The magic happened. “By the time Jake walked out of that room, he walked out with a vision for one of Google’s products, Google Meet,” said Gupta. “He got more done in that one hour than he had in months, because he walked in without these high-fidelity designs. And he was able to get this followership that we’re talking about.”
The heady combination of utilizing purpose and collective iteration is a powerful catalyst for breakthrough innovation – by empowering and inspiring teams to develop winning products through mutual endeavour. Yet the best half-baked ideas still boast a good original recipe. Cocreation, iteration, collective empathy: these augment, hone and embellish a fundamentally good idea. Personal clarity – personal purpose – is an essential prerequisite because it provides you the energy and focus needed to lean into the messy process of collaboration.

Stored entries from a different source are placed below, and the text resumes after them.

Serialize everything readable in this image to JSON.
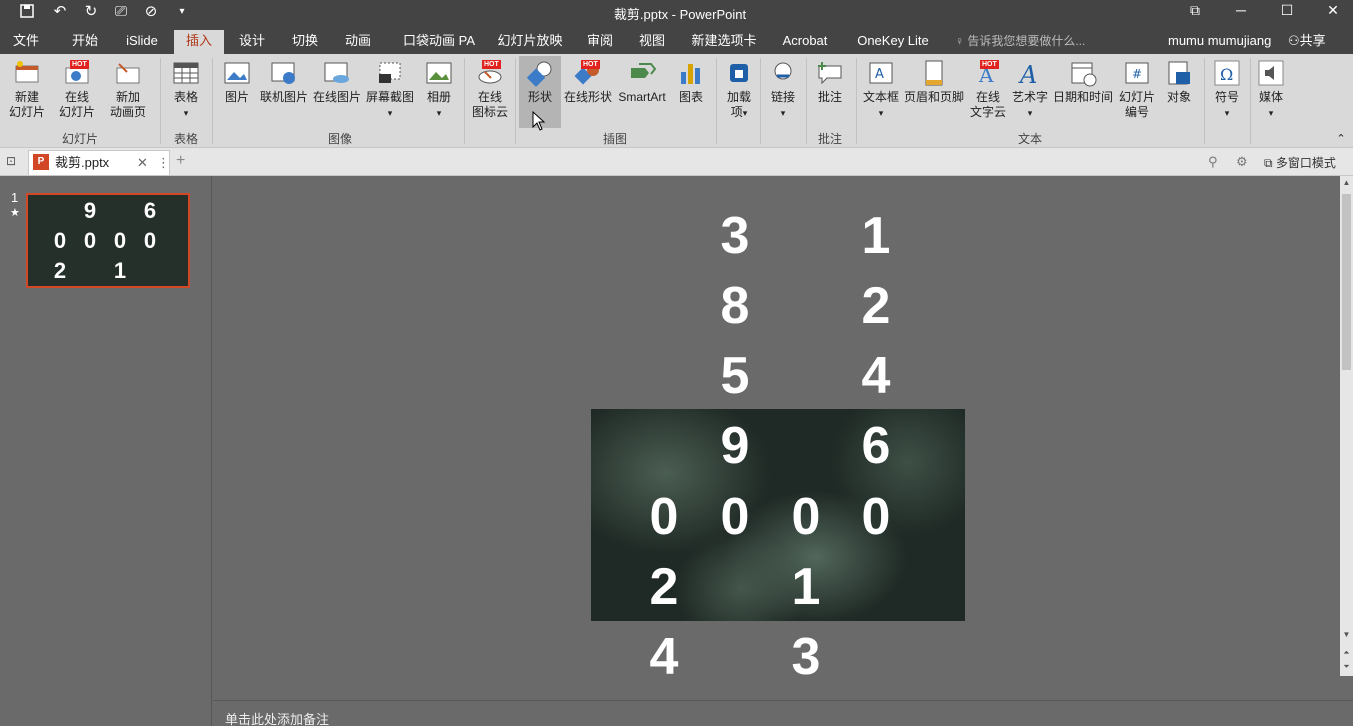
{
  "titlebar": {
    "title": "裁剪.pptx - PowerPoint"
  },
  "tabs": [
    "文件",
    "开始",
    "iSlide",
    "插入",
    "设计",
    "切换",
    "动画",
    "口袋动画 PA",
    "幻灯片放映",
    "审阅",
    "视图",
    "新建选项卡",
    "Acrobat",
    "OneKey Lite"
  ],
  "active_tab": "插入",
  "tell_me": "告诉我您想要做什么...",
  "user": "mumu mumujiang",
  "share": "共享",
  "ribbon": {
    "new_slide": "新建\n幻灯片",
    "online_slide": "在线\n幻灯片",
    "new_anim": "新加\n动画页",
    "table": "表格",
    "picture": "图片",
    "online_pic": "联机图片",
    "online_pic2": "在线图片",
    "screenshot": "屏幕截图",
    "album": "相册",
    "icon_cloud": "在线\n图标云",
    "shapes": "形状",
    "online_shapes": "在线形状",
    "smartart": "SmartArt",
    "chart": "图表",
    "addins": "加载\n项",
    "link": "链接",
    "comment": "批注",
    "textbox": "文本框",
    "headerfooter": "页眉和页脚",
    "online_text": "在线\n文字云",
    "wordart": "艺术字",
    "datetime": "日期和时间",
    "slide_number": "幻灯片\n编号",
    "object": "对象",
    "symbol": "符号",
    "media": "媒体",
    "hot": "HOT",
    "groups": {
      "slides": "幻灯片",
      "tables": "表格",
      "images": "图像",
      "illus": "插图",
      "addins_links": "",
      "comments": "批注",
      "text": "文本"
    }
  },
  "doc_tab": {
    "name": "裁剪.pptx",
    "multi_window": "多窗口模式"
  },
  "thumbnail": {
    "number": "1",
    "star": "★",
    "rows": [
      [
        "",
        "9",
        "",
        "6"
      ],
      [
        "0",
        "0",
        "0",
        "0"
      ],
      [
        "2",
        "",
        "1",
        ""
      ]
    ]
  },
  "slide_digits": {
    "col1": [
      "",
      "",
      "",
      "",
      "0",
      "2",
      "4"
    ],
    "col2": [
      "3",
      "8",
      "5",
      "9",
      "0",
      "",
      ""
    ],
    "col3": [
      "",
      "",
      "",
      "",
      "0",
      "1",
      "3"
    ],
    "col4": [
      "1",
      "2",
      "4",
      "6",
      "0",
      "",
      ""
    ]
  },
  "notes": "单击此处添加备注"
}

“You have to convince yourself first,” Gupta told me. Major companies that failed to develop a great idea rarely missed out because they failed to think of it, Gupta said. “It’s because it never found the support that it needed. Blockbuster came up with Netflix before Netflix. The bankers came up with Venmo before Venmo. Hospitality came up with Airbnb before Airbnb. It wasn’t necessarily that the idea wasn’t there, it just didn’t find the support it needed to go to the top.”
Ideas tend to die in informal settings, Gupta found, because their founder introduces them to casual conversations before they have convinced even themselves. They seek unadulterated praise and instead encounter challenges. “So they feel crushed by that,” Gupta said. “And they put the idea in a metal drawer, and they walk away from it. It happens all the time. Backable people have learned to hold on to an idea and to resist the temptation to share an idea before it is ready to be shared.”
This caveat speaks to a significant truth: personal clarity – convincing yourself, having a defined personal purpose – builds resilience. It makes ideas more robust to criticism. Challenges, suggestions, objections: these no longer crush an idea, they improve it. Suneel Gupta is a Great Mind with an important lesson: combine personal purpose with an unfinished – but great – proposal and cocreation becomes an empathetic exercise that leads to breakthrough, not blockade.
Michael Chavez is global managing director of Duke Corporate Education. A version of this article appears on Forbes.com.